Why We Intend to Pass a New Yemen War Powers Resolution

The latest round of devastating airstrikes by the Saudi-led coalition in Yemen marks the latest escalation in a conflict that has dragged on for nearly seven years and has pushed millions to the brink of famine and killed hundreds of thousands from civilians. A recent bombardment killed at least 90 people and shut down internet access for the whole country for days. The disturbing truth is that for too long the United States, through its military involvement in the Saudi-led coalition’s war against the Houthis in Yemen, has been directly involved in that terrible war. It is time this complicity ended.

Last week a year ago, President Biden announced that he would withdraw US support from the Saudi-led coalition’s “offensive” operations in Yemen. This indicated a dramatic drop in military logistical support and arms sales to Saudi Arabia. But the exact opposite has happened.

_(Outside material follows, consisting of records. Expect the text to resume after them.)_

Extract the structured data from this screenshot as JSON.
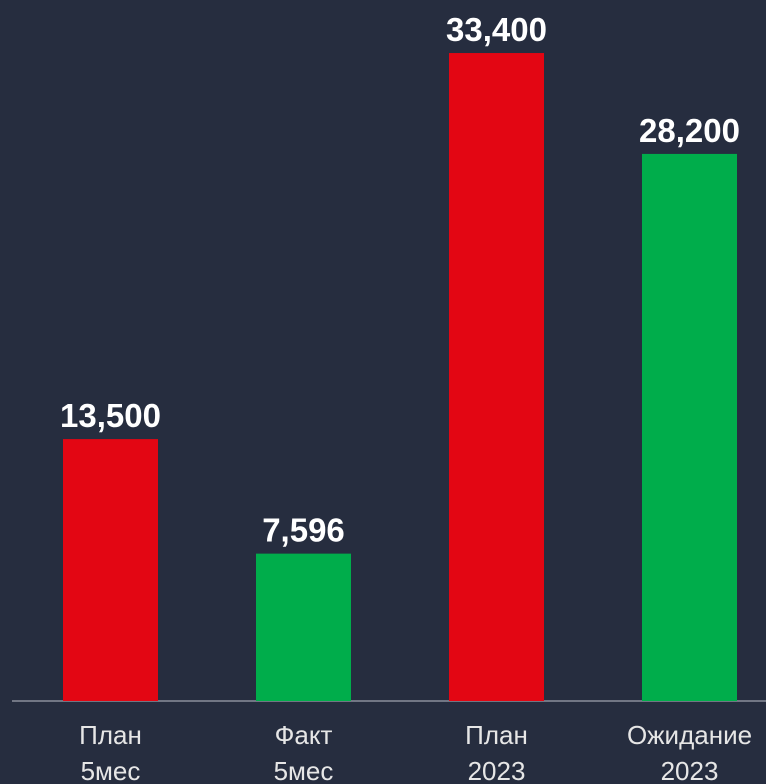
{
  "chart_data": {
    "type": "bar",
    "categories": [
      [
        "План",
        "5мес"
      ],
      [
        "Факт",
        "5мес"
      ],
      [
        "План",
        "2023"
      ],
      [
        "Ожидание",
        "2023"
      ]
    ],
    "values": [
      13500,
      7596,
      33400,
      28200
    ],
    "value_labels": [
      "13,500",
      "7,596",
      "33,400",
      "28,200"
    ],
    "colors": [
      "#e30613",
      "#00ad4b",
      "#e30613",
      "#00ad4b"
    ]
  }
}
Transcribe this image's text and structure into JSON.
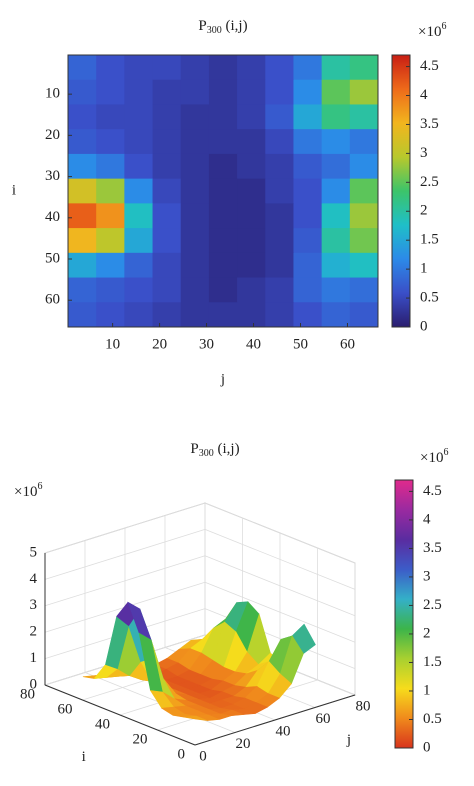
{
  "chart_data": [
    {
      "type": "heatmap",
      "title": {
        "base": "P",
        "sub": "300",
        "rest": " (i,j)"
      },
      "xlabel": "j",
      "ylabel": "i",
      "x": [
        3.5,
        9.5,
        15.5,
        21.5,
        27.5,
        33.5,
        39.5,
        45.5,
        51.5,
        57.5,
        63.5
      ],
      "y": [
        3.5,
        9.5,
        15.5,
        21.5,
        27.5,
        33.5,
        39.5,
        45.5,
        51.5,
        57.5,
        63.5
      ],
      "z": [
        [
          0.8,
          0.6,
          0.5,
          0.5,
          0.4,
          0.3,
          0.4,
          0.6,
          1.0,
          2.0,
          2.2
        ],
        [
          0.7,
          0.6,
          0.5,
          0.4,
          0.4,
          0.3,
          0.4,
          0.6,
          1.2,
          2.5,
          2.8
        ],
        [
          0.6,
          0.5,
          0.5,
          0.4,
          0.3,
          0.3,
          0.4,
          0.7,
          1.5,
          2.2,
          2.0
        ],
        [
          0.7,
          0.6,
          0.5,
          0.4,
          0.3,
          0.3,
          0.3,
          0.5,
          1.0,
          1.2,
          1.0
        ],
        [
          1.2,
          1.0,
          0.6,
          0.4,
          0.3,
          0.2,
          0.3,
          0.4,
          0.7,
          0.9,
          1.2
        ],
        [
          3.2,
          2.8,
          1.2,
          0.5,
          0.3,
          0.2,
          0.2,
          0.4,
          0.6,
          1.2,
          2.5
        ],
        [
          4.2,
          3.8,
          1.8,
          0.6,
          0.3,
          0.2,
          0.2,
          0.3,
          0.6,
          1.8,
          2.8
        ],
        [
          3.5,
          3.0,
          1.5,
          0.6,
          0.3,
          0.2,
          0.2,
          0.3,
          0.7,
          2.0,
          2.6
        ],
        [
          1.5,
          1.2,
          0.8,
          0.5,
          0.3,
          0.2,
          0.2,
          0.3,
          0.8,
          1.6,
          1.8
        ],
        [
          0.8,
          0.7,
          0.6,
          0.5,
          0.3,
          0.2,
          0.3,
          0.4,
          0.8,
          1.0,
          0.9
        ],
        [
          0.7,
          0.6,
          0.5,
          0.4,
          0.3,
          0.3,
          0.3,
          0.4,
          0.6,
          0.8,
          0.7
        ]
      ],
      "xlim": [
        0.5,
        66.5
      ],
      "ylim": [
        0.5,
        66.5
      ],
      "y_reversed": true,
      "xticks": [
        10,
        20,
        30,
        40,
        50,
        60
      ],
      "yticks": [
        10,
        20,
        30,
        40,
        50,
        60
      ],
      "clim": [
        0,
        4.7
      ],
      "cticks": [
        0,
        0.5,
        1,
        1.5,
        2,
        2.5,
        3,
        3.5,
        4,
        4.5
      ],
      "colorbar_multiplier": {
        "base": "×10",
        "exp": "6"
      },
      "colormap": [
        "#2a1d6e",
        "#3a4fc8",
        "#2c8ae8",
        "#1fbfc8",
        "#3cc46a",
        "#b8c82c",
        "#f2b51e",
        "#ee6a1a",
        "#c81e14"
      ]
    },
    {
      "type": "surface3d",
      "title": {
        "base": "P",
        "sub": "300",
        "rest": " (i,j)"
      },
      "xlabel": "j",
      "ylabel": "i",
      "x": [
        3.5,
        9.5,
        15.5,
        21.5,
        27.5,
        33.5,
        39.5,
        45.5,
        51.5,
        57.5,
        63.5
      ],
      "y": [
        3.5,
        9.5,
        15.5,
        21.5,
        27.5,
        33.5,
        39.5,
        45.5,
        51.5,
        57.5,
        63.5
      ],
      "z": [
        [
          0.8,
          0.6,
          0.5,
          0.5,
          0.4,
          0.3,
          0.4,
          0.6,
          1.0,
          2.0,
          2.2
        ],
        [
          0.7,
          0.6,
          0.5,
          0.4,
          0.4,
          0.3,
          0.4,
          0.6,
          1.2,
          2.5,
          2.8
        ],
        [
          0.6,
          0.5,
          0.5,
          0.4,
          0.3,
          0.3,
          0.4,
          0.7,
          1.5,
          2.2,
          2.0
        ],
        [
          0.7,
          0.6,
          0.5,
          0.4,
          0.3,
          0.3,
          0.3,
          0.5,
          1.0,
          1.2,
          1.0
        ],
        [
          1.2,
          1.0,
          0.6,
          0.4,
          0.3,
          0.2,
          0.3,
          0.4,
          0.7,
          0.9,
          1.2
        ],
        [
          3.2,
          2.8,
          1.2,
          0.5,
          0.3,
          0.2,
          0.2,
          0.4,
          0.6,
          1.2,
          2.5
        ],
        [
          4.2,
          3.8,
          1.8,
          0.6,
          0.3,
          0.2,
          0.2,
          0.3,
          0.6,
          1.8,
          2.8
        ],
        [
          3.5,
          3.0,
          1.5,
          0.6,
          0.3,
          0.2,
          0.2,
          0.3,
          0.7,
          2.0,
          2.6
        ],
        [
          1.5,
          1.2,
          0.8,
          0.5,
          0.3,
          0.2,
          0.2,
          0.3,
          0.8,
          1.6,
          1.8
        ],
        [
          0.8,
          0.7,
          0.6,
          0.5,
          0.3,
          0.2,
          0.3,
          0.4,
          0.8,
          1.0,
          0.9
        ],
        [
          0.7,
          0.6,
          0.5,
          0.4,
          0.3,
          0.3,
          0.3,
          0.4,
          0.6,
          0.8,
          0.7
        ]
      ],
      "xlim": [
        0,
        80
      ],
      "ylim": [
        0,
        80
      ],
      "zlim": [
        0,
        5
      ],
      "xticks": [
        0,
        20,
        40,
        60,
        80
      ],
      "yticks": [
        0,
        20,
        40,
        60,
        80
      ],
      "zticks": [
        0,
        1,
        2,
        3,
        4,
        5
      ],
      "zlabel_multiplier": {
        "base": "×10",
        "exp": "6"
      },
      "clim": [
        0,
        4.7
      ],
      "cticks": [
        0,
        0.5,
        1,
        1.5,
        2,
        2.5,
        3,
        3.5,
        4,
        4.5
      ],
      "colorbar_multiplier": {
        "base": "×10",
        "exp": "6"
      },
      "colormap": [
        "#d8341c",
        "#f08a1c",
        "#f6dc1c",
        "#a8d030",
        "#3cb44a",
        "#34b0c8",
        "#3c5cc8",
        "#5a2ca0",
        "#9a2aa0",
        "#e02a8c"
      ]
    }
  ]
}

Last year the administration made the transition 1 billion dollars in weapons to Saudi Arabia, and the US continues to provide logistics support this is essential to the deadly Saudi Air Force bombings.

Over the past year, Saudi Arabia has redoubled its strategy of collective punishment, conducting and destroying hundreds of indiscriminate airstrikes vital civilian infrastructure, and further aggravating a cripple blockade in Yemen’s ports – restricting access to food, fuel and medicines. As a result, there is now over 16 million Yemenis living on the brink of starvation and over 2 million children suffering from acute malnutrition.

Since 2015, the United States has been directly involved in this war without congressional authorization. This is in clear violation of Article I of the Constitution and the War Powers Resolution of 1973, which gives Congress the power to declare war and authorize US military involvement.

Following Biden’s announcement last year, 41 members of Congress pressed the government for transparency on ongoing US involvement in the war in Yemen, including what constitutes “offensive” versus “defensive” support for the Saudi-led coalition.

That of the Ministry of Foreign Affairs reply came three months later and offered no new information about measures to end the so-called “offensive” support. The Pentagon later accepted that it will continue to allow spare parts transfers and support in maintenance activities and logistics for Saudi Air Force operations.